By Jane Magrath
The tendency of performers to play better during practice than during performance is attributed to the lack of separation between psychological practice skills and psychological performance skills (Magrath, 61). Practice skills include “the ability to self-monitor correctness,” “the ability to give self-instruction,” and “the ability to analyze cause and effect with regard to mistakes” (Magrath, 61).
The three psychological performance skills are courage, trust, and acceptance (Magrath, 61). Courage is defined as “the ability to direct your will to overcome internal and external negative forces”. Trust is categorized by “the ability to let go of conscious control over correctness”. Finally, acceptance is “the ability to see things as they are without judgement as to right or wrong” (Magrath, 61).
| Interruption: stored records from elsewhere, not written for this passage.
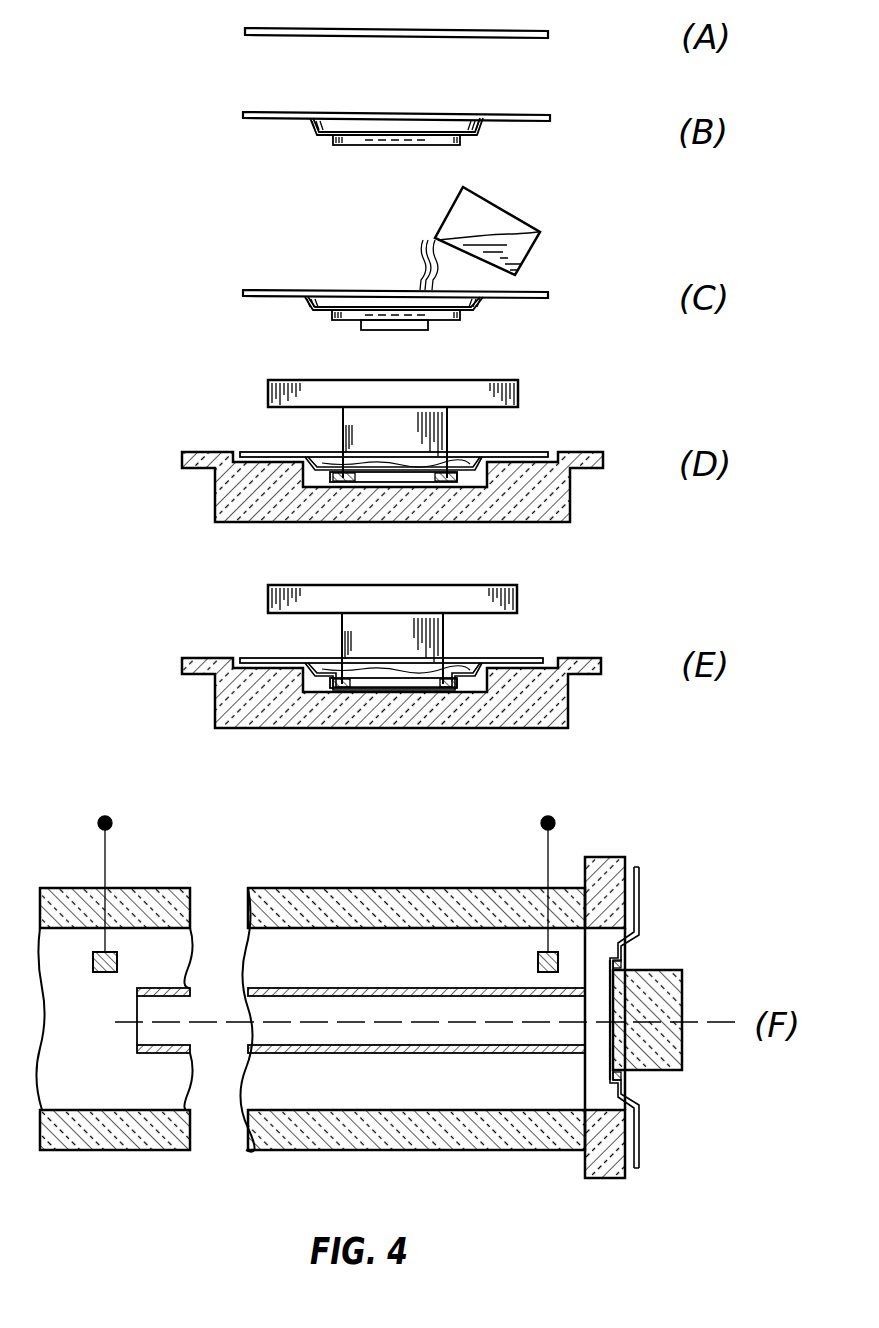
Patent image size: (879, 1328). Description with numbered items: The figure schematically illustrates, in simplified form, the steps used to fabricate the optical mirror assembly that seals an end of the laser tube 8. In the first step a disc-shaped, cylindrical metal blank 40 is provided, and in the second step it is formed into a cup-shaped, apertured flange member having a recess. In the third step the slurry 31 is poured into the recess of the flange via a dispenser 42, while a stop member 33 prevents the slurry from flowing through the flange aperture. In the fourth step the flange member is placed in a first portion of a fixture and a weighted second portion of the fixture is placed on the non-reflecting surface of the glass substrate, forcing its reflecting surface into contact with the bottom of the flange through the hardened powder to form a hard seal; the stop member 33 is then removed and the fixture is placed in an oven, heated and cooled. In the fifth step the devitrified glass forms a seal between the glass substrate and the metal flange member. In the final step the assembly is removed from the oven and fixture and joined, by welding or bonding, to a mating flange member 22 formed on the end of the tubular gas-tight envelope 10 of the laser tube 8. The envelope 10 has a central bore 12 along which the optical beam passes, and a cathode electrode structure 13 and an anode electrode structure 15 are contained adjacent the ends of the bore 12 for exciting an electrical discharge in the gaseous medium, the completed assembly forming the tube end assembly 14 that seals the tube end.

The laser tube 8 is at (354, 886).
The tubular gas-tight envelope 10 is at (318, 1150).
The central bore 12 is at (287, 1053).
The cathode electrode structure 13 is at (112, 952).
The tube end assembly 14 is at (640, 925).
The anode electrode structure 15 is at (529, 950).
The mating flange member 22 is at (586, 1178).
The slurry 31 is at (418, 266).
The stop member 33 is at (428, 330).
The metal blank 40 is at (548, 37).
The dispenser 42 is at (540, 231).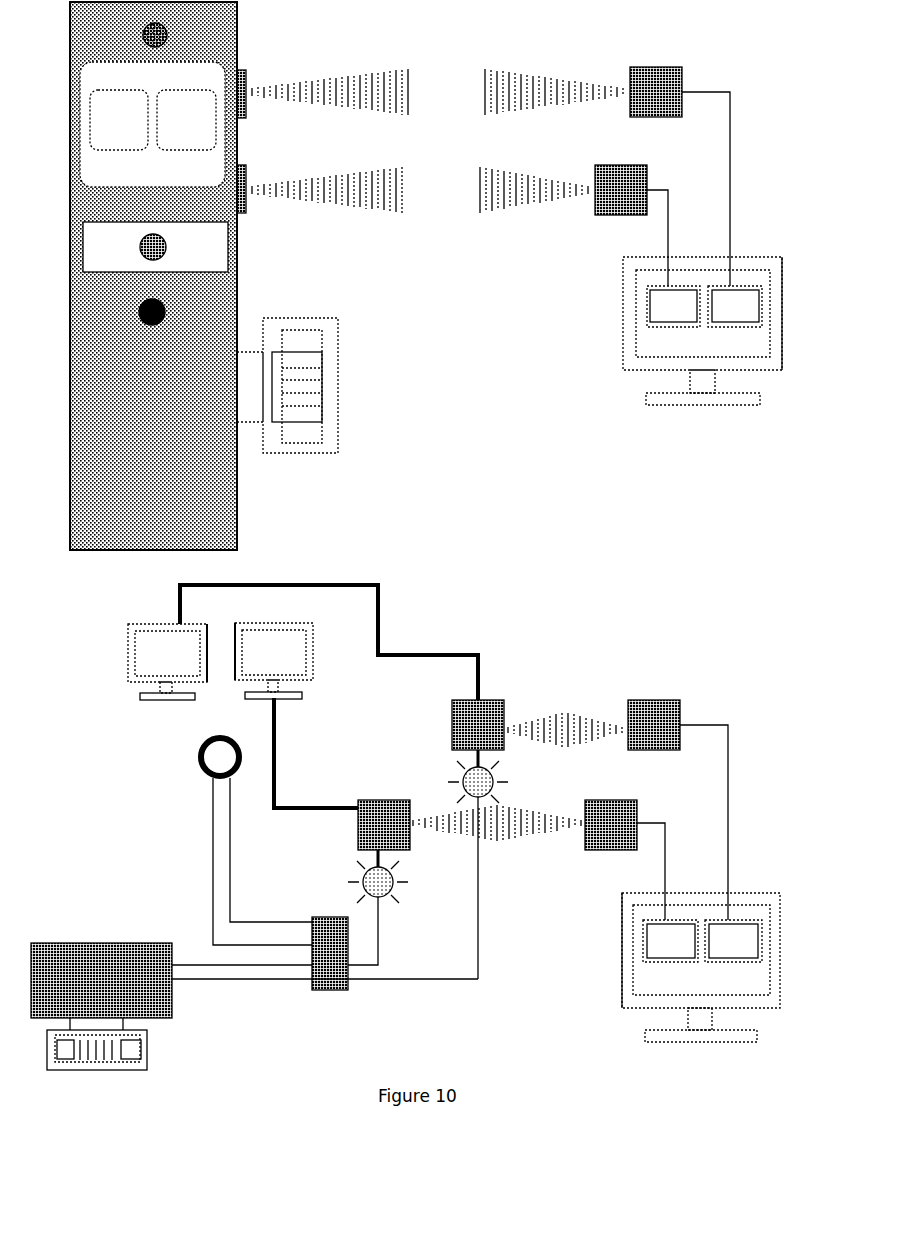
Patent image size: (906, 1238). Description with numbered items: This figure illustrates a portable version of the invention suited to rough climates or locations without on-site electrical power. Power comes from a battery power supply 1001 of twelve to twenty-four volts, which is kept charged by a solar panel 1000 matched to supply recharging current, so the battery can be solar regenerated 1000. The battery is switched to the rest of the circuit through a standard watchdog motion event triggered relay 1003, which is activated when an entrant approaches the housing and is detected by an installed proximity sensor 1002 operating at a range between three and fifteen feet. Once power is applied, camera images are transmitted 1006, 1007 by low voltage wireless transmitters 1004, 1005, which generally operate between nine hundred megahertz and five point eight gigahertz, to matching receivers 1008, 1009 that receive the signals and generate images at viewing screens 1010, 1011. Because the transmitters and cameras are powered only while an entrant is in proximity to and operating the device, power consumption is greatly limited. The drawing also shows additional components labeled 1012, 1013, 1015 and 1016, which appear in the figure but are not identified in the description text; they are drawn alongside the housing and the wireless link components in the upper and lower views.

The solar panel 1000 is at (192, 680).
The battery power supply 1001 is at (101, 966).
The proximity sensor 1002 is at (221, 622).
The watchdog motion event triggered relay 1003 is at (330, 965).
The low voltage wireless transmitter 1004 is at (364, 808).
The low voltage wireless transmitter 1005 is at (370, 401).
The transmitted camera images 1006 is at (430, 408).
The transmitted camera images 1007 is at (420, 519).
The matching receiver 1008 is at (679, 493).
The matching receiver 1009 is at (626, 542).
The viewing screen 1010 is at (671, 624).
The viewing screen 1011 is at (733, 624).
The second display 1012 is at (235, 394).
The first display 1013 is at (148, 395).
The first indicator light 1015 is at (324, 501).
The second indicator light 1016 is at (276, 599).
One tool that can be used by musical teachers is called a “mastery script” (Magrath, 61). Students describe the feeling of playing well using “very vivid and sensory-rich language” from start to finish, starting with warm-up and progressing through beginning, middle, and end of performing (Magrath, 61-62).
Trust, in the context of psychological performance skills, relies on the absence of expectations of performance. The player must have the ability to lose conscious control over correctness (Magrath, 62). This is very different from confidence, which is the expectation of a positive outcome (Magrath, 62).
Magrath, Jane. “Polyphony Performance Psychology for Musicians.” American Music Teacher, pp. 61–65.
Note: I am very uncertain about this citation. Within the manuscript, there is no publication information regarding the date of publication, volume number, or issue.